- Born: 25 July 1949 Gbadzeme, Volta Region, Ghana
- Died: 1 February 2010 (aged 60) Korle-Bu Teaching Hospital, Accra, Ghana
- Education: University of Montana, Missoula, University of Pittsburgh, University of Ghana, Legon
- Occupations: Musician, professor, ethnomusicologist

= Willie Anku =

Ghanaian music theorist

William Oscar "Willie" Anku (25 July 1949 – 1 February 2010) was a Ghanaian music theorist, ethnomusicologist, composer, and performer. His work combined Western set theory with computer programming and experience in working with performers of various West African musical traditions to create a comprehensive theory of African rhythm. He was "unique among Africa-based music theorists in attracting the attention of the US-based Society for Music Theory, being invited to give plenary lectures and receiving tributes from prominent US-based theorists.

==Music theory==
Anku rejected the relevance of simple concepts of polymeter in understanding West African music.

He is noted for attempting to create a more natural, but non-indigenous system of music notation to the study of African music. Anku's circular notation shows the various "combinatoric aspects of [a] pattern relative to different metrical positions, based on how the rhythmic pattern is aligned with [a] regulative metric pattern."

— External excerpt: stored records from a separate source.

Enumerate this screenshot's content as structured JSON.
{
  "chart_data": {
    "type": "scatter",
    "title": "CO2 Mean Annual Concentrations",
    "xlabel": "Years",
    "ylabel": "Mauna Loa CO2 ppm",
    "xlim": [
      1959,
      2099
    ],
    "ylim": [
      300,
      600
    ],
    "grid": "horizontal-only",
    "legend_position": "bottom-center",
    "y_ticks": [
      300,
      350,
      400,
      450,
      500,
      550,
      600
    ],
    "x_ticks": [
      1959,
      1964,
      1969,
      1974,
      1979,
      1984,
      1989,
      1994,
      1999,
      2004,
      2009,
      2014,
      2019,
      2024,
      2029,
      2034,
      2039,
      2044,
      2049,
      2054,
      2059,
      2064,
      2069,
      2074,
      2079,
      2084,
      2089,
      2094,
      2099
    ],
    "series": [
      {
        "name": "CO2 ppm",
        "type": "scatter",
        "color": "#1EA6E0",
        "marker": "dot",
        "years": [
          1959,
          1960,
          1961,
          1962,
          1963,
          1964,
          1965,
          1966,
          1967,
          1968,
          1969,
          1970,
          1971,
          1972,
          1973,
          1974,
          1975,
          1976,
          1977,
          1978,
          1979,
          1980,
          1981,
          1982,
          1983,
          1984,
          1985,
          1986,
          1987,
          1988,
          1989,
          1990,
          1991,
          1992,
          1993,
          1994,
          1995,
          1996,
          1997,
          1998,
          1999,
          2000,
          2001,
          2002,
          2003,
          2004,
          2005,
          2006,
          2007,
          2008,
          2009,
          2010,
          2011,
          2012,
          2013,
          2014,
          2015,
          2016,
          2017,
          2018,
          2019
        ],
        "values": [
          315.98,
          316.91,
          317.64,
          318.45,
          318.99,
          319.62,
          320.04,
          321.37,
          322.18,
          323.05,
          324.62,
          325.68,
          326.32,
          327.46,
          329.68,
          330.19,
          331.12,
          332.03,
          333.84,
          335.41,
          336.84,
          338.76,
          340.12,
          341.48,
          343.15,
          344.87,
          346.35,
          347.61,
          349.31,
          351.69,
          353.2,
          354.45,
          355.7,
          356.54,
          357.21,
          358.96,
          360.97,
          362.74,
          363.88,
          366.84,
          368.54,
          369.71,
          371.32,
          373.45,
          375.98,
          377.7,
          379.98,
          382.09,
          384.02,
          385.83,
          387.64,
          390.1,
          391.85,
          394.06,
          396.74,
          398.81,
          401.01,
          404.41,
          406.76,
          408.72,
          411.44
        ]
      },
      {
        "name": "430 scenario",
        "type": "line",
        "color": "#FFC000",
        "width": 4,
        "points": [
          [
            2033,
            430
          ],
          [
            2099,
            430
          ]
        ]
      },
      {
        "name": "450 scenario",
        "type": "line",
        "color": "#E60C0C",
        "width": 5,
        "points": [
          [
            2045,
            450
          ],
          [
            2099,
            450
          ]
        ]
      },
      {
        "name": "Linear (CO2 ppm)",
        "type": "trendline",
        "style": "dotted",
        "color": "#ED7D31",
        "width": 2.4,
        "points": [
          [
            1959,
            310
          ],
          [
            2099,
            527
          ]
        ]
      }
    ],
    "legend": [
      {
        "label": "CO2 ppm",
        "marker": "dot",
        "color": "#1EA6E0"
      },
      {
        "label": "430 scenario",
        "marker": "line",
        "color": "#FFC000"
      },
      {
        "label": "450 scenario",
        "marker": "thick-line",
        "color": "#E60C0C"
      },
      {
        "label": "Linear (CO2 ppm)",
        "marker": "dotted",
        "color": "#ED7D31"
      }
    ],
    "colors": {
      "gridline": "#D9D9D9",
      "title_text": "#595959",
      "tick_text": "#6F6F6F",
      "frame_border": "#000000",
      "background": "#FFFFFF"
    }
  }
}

Bode Omojola lists Anku among five contemporary scholars most influencing ideas of African Rhythm. His work was cited as influential on Godfried Toussaint's general geometric theory of musical timelines.

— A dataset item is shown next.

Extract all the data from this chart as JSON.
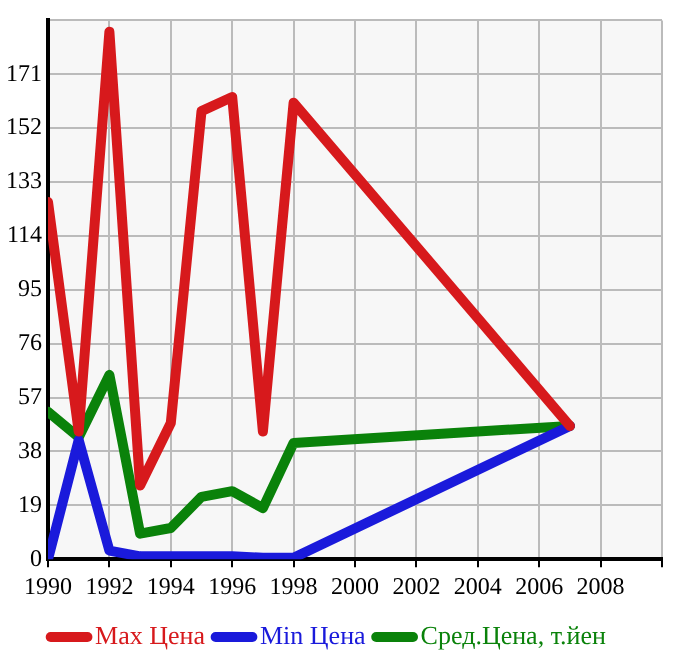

V. Kofi Agawu described his approach to West-African music theory as "structural set analysis," the title of two of his short books. He defended the analytical approach to African music in a 2007 interview on Ghanaian MetroTV.

In addition to its impact on understanding African music, Anku's theories have been cited in the study of György Ligeti.

==Life and education==
Willie Anku came from Gbadzeme in the Avatime Traditional Area of the Volta Region of Ghana.

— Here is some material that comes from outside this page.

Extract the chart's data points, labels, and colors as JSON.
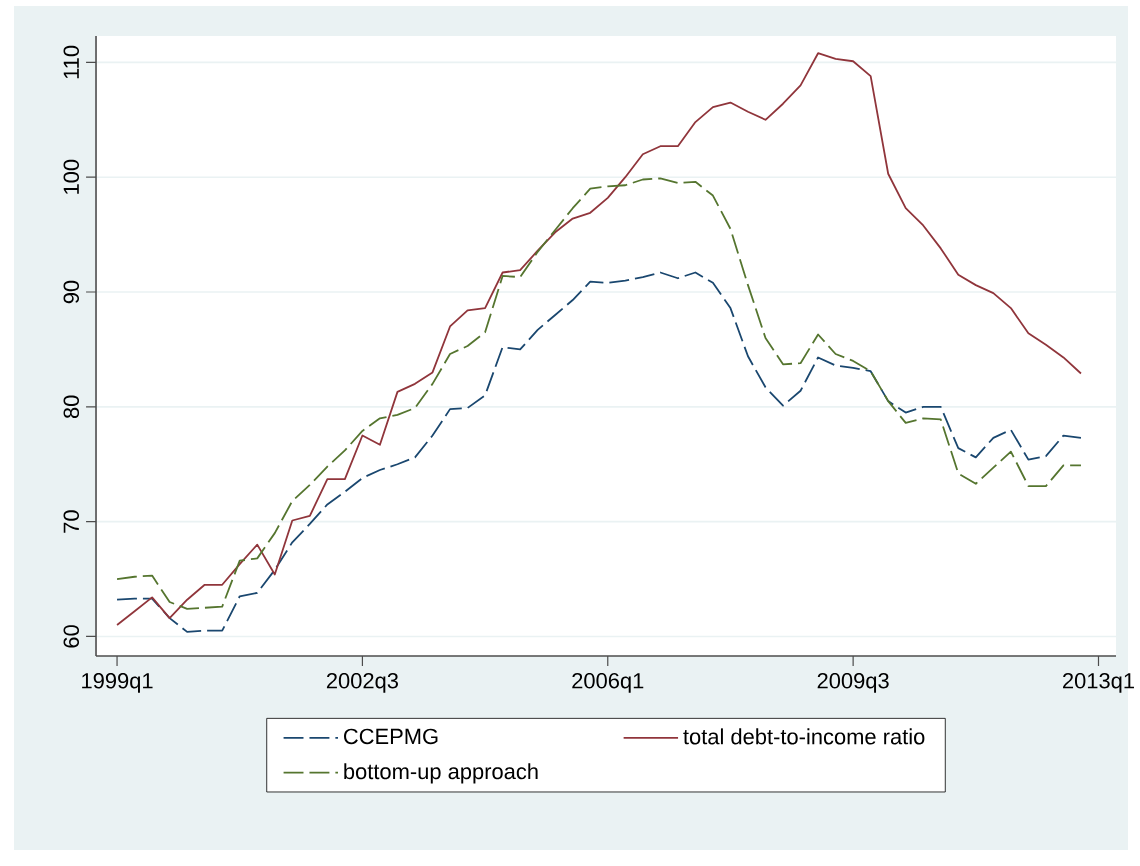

He received his Master of Music Education from the University of Montana, Missoula in 1976; MA and PhD in Ethnomusicology from the University of Pittsburgh in 1986 and 1988 respectively. He was head of the School of Performing Arts at the University of Ghana, Legon until just prior to his death.

Professor Anku was involved in a motor accident on 20 January 2010 and died 2 weeks later at the Korle Bu Teaching Hospital. He is survived by his wife, Madam Eva Ebeli, and three children.